John Downey, Chief Commercial Officer, reflects on his appointment to the New England ADA community leadership board, the need for greater diabetes awareness and the role technology plays in treating individuals who need glycemic support.
How did you first become involved with ADA?
I've been in the healthcare space for more than 20 years, so I was generally aware of the organization. When I joined Glytec in October 2019, the company had just wrapped up participating in the ADA Step Out Walk to Stop Diabetes campaign. It’s an incredible program that brings people together to raise funds and awareness for those living with diabetes, and 2021 will mark the fundraiser’s 30th year.
While that was one of my first true interactions with the ADA, it certainly wasn't my last. I spent my first few weeks at Glytec scouring the ADA website, exploring the vast research, standards of care documentation and general statistics and information on diabetes. The site is a treasure trove of information for individuals living with diabetes and the doctors, nurses, caregivers and workers who help support the broader community.
As I read beyond the information and into the organization's mission, I knew I wanted to dedicate time to the ADA and volunteer in some capacity.
What does it mean to you to partner with the ADA in its mission to improve the lives of the millions of Americans living with diabetes?
As many of you know, more than 1.4 million individuals in New England live with diabetes, and on a national scale, that number surpasses 34 million. To join one of the leading authoritative bodies in the diabetes space to help drive research, education, awareness and support for a disease that touches so many lives across the U.S. is truly an honor.
I think my timing of joining the community leadership board comes at a pivotal time in diabetes and glycemic management too. The coronavirus pandemic put the spotlight on diabetes like never before. To be honest, it seems that the general population had become desensitized to diabetes before the pandemic. While we understood what the disease entailed, we didn't fully appreciate how vital proper blood sugar management was for people. For instance, Glytec research found a seven-time mortality rate for individuals who had COVID-19 and were in glycemic disarray. Poor blood glucose management can have similar impacts across other disease states, producing adverse side effects if it's not managed correctly.

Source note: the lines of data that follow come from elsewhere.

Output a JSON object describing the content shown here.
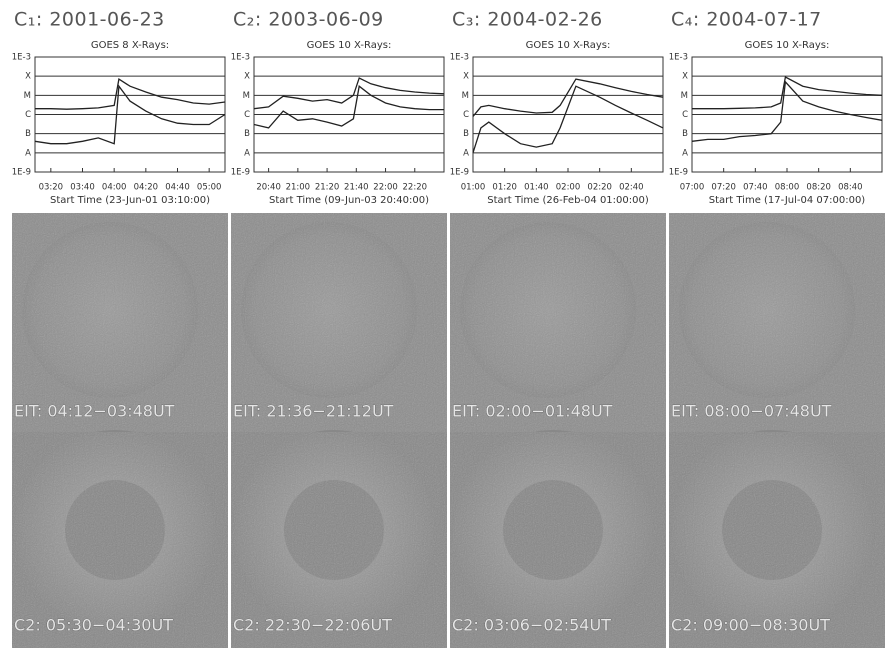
{
  "chart_data": [
    {
      "type": "line",
      "title": "C₁: 2001-06-23",
      "subtitle": "GOES 8 X-Rays:",
      "xlabel": "Start Time (23-Jun-01 03:10:00)",
      "x": [
        "03:10",
        "03:20",
        "03:30",
        "03:40",
        "03:50",
        "04:00",
        "04:03",
        "04:10",
        "04:20",
        "04:30",
        "04:40",
        "04:50",
        "05:00",
        "05:10"
      ],
      "xlim": [
        "03:10",
        "05:10"
      ],
      "xticks": [
        "03:20",
        "03:40",
        "04:00",
        "04:20",
        "04:40",
        "05:00"
      ],
      "log_scale": true,
      "ylim": [
        1e-09,
        0.001
      ],
      "yticks": [
        {
          "value": 1e-09,
          "label": "1E-9"
        },
        {
          "value": 1e-08,
          "label": "A"
        },
        {
          "value": 1e-07,
          "label": "B"
        },
        {
          "value": 1e-06,
          "label": "C"
        },
        {
          "value": 1e-05,
          "label": "M"
        },
        {
          "value": 0.0001,
          "label": "X"
        },
        {
          "value": 0.001,
          "label": "1E-3"
        }
      ],
      "grid": true,
      "series": [
        {
          "color": "#222222",
          "values": [
            2e-06,
            2e-06,
            1.9e-06,
            2e-06,
            2.2e-06,
            3e-06,
            7e-05,
            3e-05,
            1.5e-05,
            8e-06,
            6e-06,
            4e-06,
            3.5e-06,
            4.5e-06
          ]
        },
        {
          "color": "#222222",
          "values": [
            4e-08,
            3e-08,
            3e-08,
            4e-08,
            6e-08,
            3e-08,
            3e-05,
            5e-06,
            1.5e-06,
            6e-07,
            3.5e-07,
            3e-07,
            3e-07,
            1e-06
          ]
        }
      ]
    },
    {
      "type": "line",
      "title": "C₂: 2003-06-09",
      "subtitle": "GOES 10 X-Rays:",
      "xlabel": "Start Time (09-Jun-03 20:40:00)",
      "x": [
        "20:30",
        "20:40",
        "20:50",
        "21:00",
        "21:10",
        "21:20",
        "21:30",
        "21:38",
        "21:42",
        "21:50",
        "22:00",
        "22:10",
        "22:20",
        "22:30",
        "22:40"
      ],
      "xlim": [
        "20:30",
        "22:40"
      ],
      "xticks": [
        "20:40",
        "21:00",
        "21:20",
        "21:40",
        "22:00",
        "22:20"
      ],
      "log_scale": true,
      "ylim": [
        1e-09,
        0.001
      ],
      "yticks": [
        {
          "value": 1e-09,
          "label": "1E-9"
        },
        {
          "value": 1e-08,
          "label": "A"
        },
        {
          "value": 1e-07,
          "label": "B"
        },
        {
          "value": 1e-06,
          "label": "C"
        },
        {
          "value": 1e-05,
          "label": "M"
        },
        {
          "value": 0.0001,
          "label": "X"
        },
        {
          "value": 0.001,
          "label": "1E-3"
        }
      ],
      "grid": true,
      "series": [
        {
          "color": "#222222",
          "values": [
            2e-06,
            2.5e-06,
            9e-06,
            7e-06,
            5e-06,
            6e-06,
            4e-06,
            1e-05,
            8e-05,
            4e-05,
            2.5e-05,
            1.8e-05,
            1.5e-05,
            1.3e-05,
            1.2e-05
          ]
        },
        {
          "color": "#222222",
          "values": [
            3e-07,
            2e-07,
            1.5e-06,
            5e-07,
            6e-07,
            4e-07,
            2.5e-07,
            6e-07,
            3e-05,
            1e-05,
            4e-06,
            2.5e-06,
            2e-06,
            1.8e-06,
            1.8e-06
          ]
        }
      ]
    },
    {
      "type": "line",
      "title": "C₃: 2004-02-26",
      "subtitle": "GOES 10 X-Rays:",
      "xlabel": "Start Time (26-Feb-04 01:00:00)",
      "x": [
        "01:00",
        "01:05",
        "01:10",
        "01:20",
        "01:30",
        "01:40",
        "01:50",
        "01:55",
        "02:05",
        "02:20",
        "02:30",
        "02:40",
        "02:50",
        "03:00"
      ],
      "xlim": [
        "01:00",
        "03:00"
      ],
      "xticks": [
        "01:00",
        "01:20",
        "01:40",
        "02:00",
        "02:20",
        "02:40"
      ],
      "log_scale": true,
      "ylim": [
        1e-09,
        0.001
      ],
      "yticks": [
        {
          "value": 1e-09,
          "label": "1E-9"
        },
        {
          "value": 1e-08,
          "label": "A"
        },
        {
          "value": 1e-07,
          "label": "B"
        },
        {
          "value": 1e-06,
          "label": "C"
        },
        {
          "value": 1e-05,
          "label": "M"
        },
        {
          "value": 0.0001,
          "label": "X"
        },
        {
          "value": 0.001,
          "label": "1E-3"
        }
      ],
      "grid": true,
      "series": [
        {
          "color": "#222222",
          "values": [
            8e-07,
            2.5e-06,
            3e-06,
            2e-06,
            1.5e-06,
            1.2e-06,
            1.3e-06,
            3e-06,
            7e-05,
            4e-05,
            2.5e-05,
            1.6e-05,
            1.1e-05,
            8e-06
          ]
        },
        {
          "color": "#222222",
          "values": [
            1e-08,
            2e-07,
            4e-07,
            1e-07,
            3e-08,
            2e-08,
            3e-08,
            2e-07,
            3e-05,
            8e-06,
            3e-06,
            1.2e-06,
            5e-07,
            2e-07
          ]
        }
      ]
    },
    {
      "type": "line",
      "title": "C₄: 2004-07-17",
      "subtitle": "GOES 10 X-Rays:",
      "xlabel": "Start Time (17-Jul-04 07:00:00)",
      "x": [
        "07:00",
        "07:10",
        "07:20",
        "07:30",
        "07:40",
        "07:50",
        "07:56",
        "07:59",
        "08:10",
        "08:20",
        "08:30",
        "08:40",
        "08:50",
        "09:00"
      ],
      "xlim": [
        "07:00",
        "09:00"
      ],
      "xticks": [
        "07:00",
        "07:20",
        "07:40",
        "08:00",
        "08:20",
        "08:40"
      ],
      "log_scale": true,
      "ylim": [
        1e-09,
        0.001
      ],
      "yticks": [
        {
          "value": 1e-09,
          "label": "1E-9"
        },
        {
          "value": 1e-08,
          "label": "A"
        },
        {
          "value": 1e-07,
          "label": "B"
        },
        {
          "value": 1e-06,
          "label": "C"
        },
        {
          "value": 1e-05,
          "label": "M"
        },
        {
          "value": 0.0001,
          "label": "X"
        },
        {
          "value": 0.001,
          "label": "1E-3"
        }
      ],
      "grid": true,
      "series": [
        {
          "color": "#222222",
          "values": [
            2e-06,
            2e-06,
            2e-06,
            2.1e-06,
            2.2e-06,
            2.5e-06,
            4e-06,
            9e-05,
            3e-05,
            2e-05,
            1.6e-05,
            1.3e-05,
            1.1e-05,
            1e-05
          ]
        },
        {
          "color": "#222222",
          "values": [
            4e-08,
            5e-08,
            5e-08,
            7e-08,
            8e-08,
            1e-07,
            4e-07,
            5e-05,
            5e-06,
            2.5e-06,
            1.5e-06,
            1e-06,
            7e-07,
            5e-07
          ]
        }
      ]
    }
  ],
  "images": [
    {
      "eit": "EIT: 04:12−03:48UT",
      "c2": "C2: 05:30−04:30UT"
    },
    {
      "eit": "EIT: 21:36−21:12UT",
      "c2": "C2: 22:30−22:06UT"
    },
    {
      "eit": "EIT: 02:00−01:48UT",
      "c2": "C2: 03:06−02:54UT"
    },
    {
      "eit": "EIT: 08:00−07:48UT",
      "c2": "C2: 09:00−08:30UT"
    }
  ]
}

That's what stands out the most to me. At the end of the day, for a treatment that’s come so far, we still have a long way to go. We need to make it easier for people to access care, obtain information, understand technology and realize there is a better way to live with diabetes.
As a newly appointed community leadership board member, what do you hope to achieve in this role?

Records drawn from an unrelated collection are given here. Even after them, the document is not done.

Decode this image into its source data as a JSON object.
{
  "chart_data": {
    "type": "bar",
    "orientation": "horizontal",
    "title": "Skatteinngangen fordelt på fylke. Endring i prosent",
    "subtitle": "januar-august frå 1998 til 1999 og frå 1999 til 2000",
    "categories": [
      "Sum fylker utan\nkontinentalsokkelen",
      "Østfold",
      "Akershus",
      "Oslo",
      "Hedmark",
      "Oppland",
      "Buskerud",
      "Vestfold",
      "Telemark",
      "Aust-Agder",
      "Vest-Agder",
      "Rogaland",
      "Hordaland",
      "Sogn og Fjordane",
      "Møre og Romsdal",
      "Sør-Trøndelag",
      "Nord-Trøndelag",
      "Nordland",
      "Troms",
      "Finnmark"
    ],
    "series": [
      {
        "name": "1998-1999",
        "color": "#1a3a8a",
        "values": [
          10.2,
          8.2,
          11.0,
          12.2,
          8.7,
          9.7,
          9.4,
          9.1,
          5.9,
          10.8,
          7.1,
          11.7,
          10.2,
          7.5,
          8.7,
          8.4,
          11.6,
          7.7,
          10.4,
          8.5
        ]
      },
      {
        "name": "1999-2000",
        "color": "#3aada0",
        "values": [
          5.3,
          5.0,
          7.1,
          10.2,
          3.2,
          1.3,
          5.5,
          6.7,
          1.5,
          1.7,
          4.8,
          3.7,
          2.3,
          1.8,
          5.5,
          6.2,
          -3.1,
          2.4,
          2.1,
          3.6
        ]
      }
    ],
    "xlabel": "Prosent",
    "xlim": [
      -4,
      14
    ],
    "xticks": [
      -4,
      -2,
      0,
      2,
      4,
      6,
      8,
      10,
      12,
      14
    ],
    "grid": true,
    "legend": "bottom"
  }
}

It all comes down to awareness. The more I engaged with the ADA community and other working groups, the more I realized people understood what the condition means but not necessarily the best way to treat it.
For example, diabetes kills more Americans every year than AIDS and breast cancer combined. It’s also estimated that a leg is amputated every 30 seconds, and 85% of those amputations are a result of diabetes complications. Those are shocking statistics for a disease state that can be effectively managed with medications, technology and standardization. Even though one in seven healthcare dollars goes to treating patients with diabetes or insulin needs, we still have these massively preventable problems.

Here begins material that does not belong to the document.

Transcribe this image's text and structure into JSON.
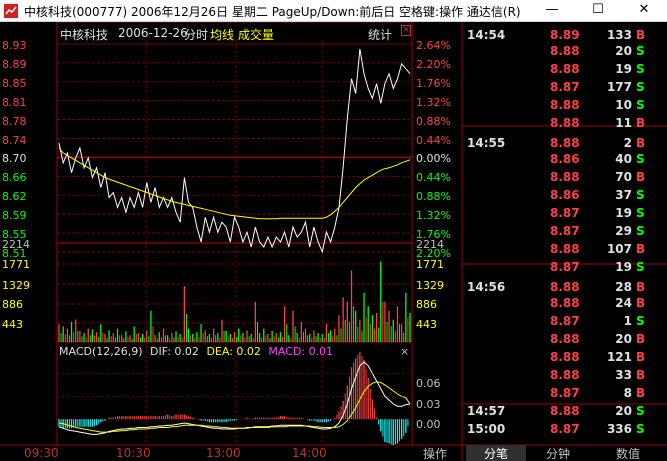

So I think raising the level of awareness and education for diabetes is paramount. We need to do better for patients, whether that's access to care, better inpatient and outpatient technology, or the myriad of other options. We also need to push providers to stop using outdated protocols and processes to treat diabetes on the inpatient side. Essentially, that’s what I'm hoping to achieve in this new role.
This new position forces me to advocate beyond Glytec, eGMS, and Glucommander and understand the broader diabetes landscape. The ADA provides so much support to the diabetes community at large that I'm excited to find ways to help amplify their messages.
What role do you see technology playing, both inpatient and outpatient, in helping deliver support and increasing quality care?
The healthcare industry has come a long way in terms of innovation, but taking technology even further to improve the standard of care is something I'm particularly passionate about.
Whether you're talking about the provider or the patient, technology needs to provide real value and not hinder processes. Providers are so busy that if they're going to take the time to step away from patients to learn how to integrate tech into their workflows, it needs to show significant progress and results. Patients, on the other hand, want something easy to understand, set and forget.
And while the healthcare industry is generally slow when it comes to adopting tech, we see some significant momentum in the diabetes management space.
That's one of the reasons I'm excited about working with the ADA. They provide a great deal of education and support for individuals living with diabetes about self-care and technology, from pumps to pens and CGMs. At the same time, Glytec focuses primarily on the inpatient side, including dosing, monitoring and reporting. It’s almost a closed-loop approach to diabetes education.
With the increased availability of outpatient diabetes tech and the recent groundswell of interest on the inpatient side we’ve seen at Glytec, I’m optimistic about the future of technology in glycemic management. Together, both sides can help deliver improved care to the millions of individuals who need help managing blood sugar.